Adding to the return to calm was the presentation made by outgoing BHP Billiton CEO Chip Goodyear on the announcement of the company’s record FY07 profit. Goodyear gladdened the hearts of commodity investors around the globe in suggesting that China and India would drive extraordinary demand for materials for decades to come. Goodyear’s authority on the subject stems from his position as the CEO of the world’s largest diversified miner. As to the impartiality of his predictions well – that’s another matter.

Nevertheless, Barclays Capital cites Goodyear’s words as an impetus for the return to calm. Equally as soothing was the news that Rio Tinto’s (RIO) takeover of Alcan was far from in jeopardy, despite seized credit markets, given its US$40 billion issue of corporate paper closed oversubscribed.

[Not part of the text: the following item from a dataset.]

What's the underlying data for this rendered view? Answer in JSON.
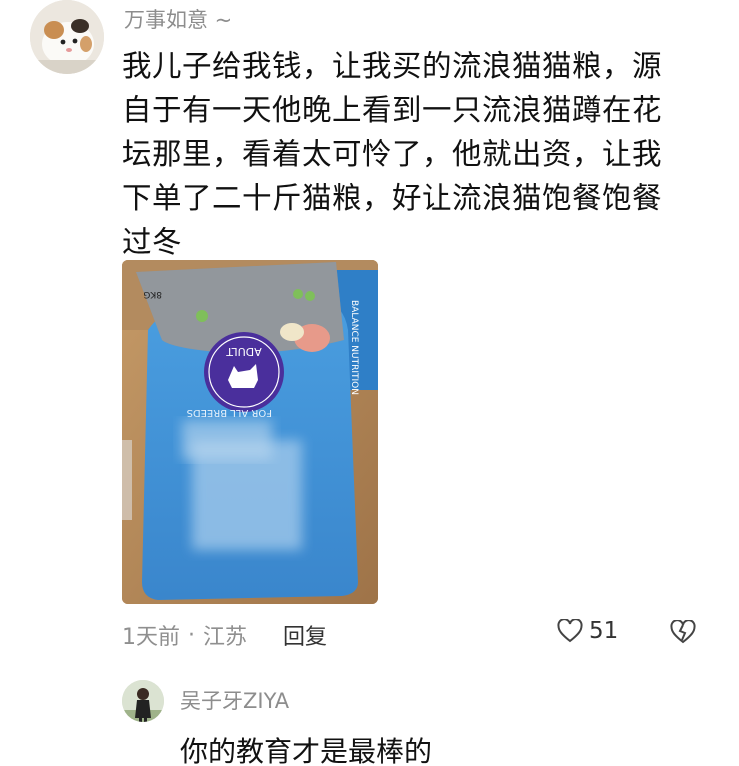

As an investment asset, commodities are still a relatively new kid on the block. Given CDOs are relatively new as well, it would not have been all that surprising if investors had suddenly run away in panic from these similarly untested risk instruments. But that has not been the case. Barclays reports issuance of new commodity structures – investment instruments of varying nature that are linked to commodity prices – has continued to gain momentum unabated. Liquidity has been ample, and there has been no apparent contagion from the credit crisis. Investors that have sought to close out positions have been able to do so well above par.

Barclays notes oil has been particularly volatile, adding weather-related concerns to economic slowdown fears, but a return to supply/demand disfunctionality should see oil eventually head back northward even if if falls into the low US$60s first. Nor is Barclays convinced a few subprime defaults will upset the general global demand picture.

Grains have remained strong, and will continue to be so, says Barclays. Within the base metals complex, zinc, tin and lead have the best upside, nickel still looks weak, and copper and aluminium will be weighed down in the short term by inventory increases.

The gold story continues to be one of push and pull. Gold ETFs have hit record volumes as some investors have shifted into the supposedly safe haven. But there always remains the risk in these volatile times that another big sell-off in equities could spark another round of asset liquidation – gold included. Indian demand for metal has been strong, but a reduction in miner dehedging in the second half will remove some bullish support. Central bank selling remains a wildcard, as while analysts expect sales to dry up ahead of the September cut-off, they’ve been caught out before.

And no one knows what the reaction might be from certain influential central banks, concerned over the fate of their fiat currencies, if gold starts to push back to US$700/oz once more.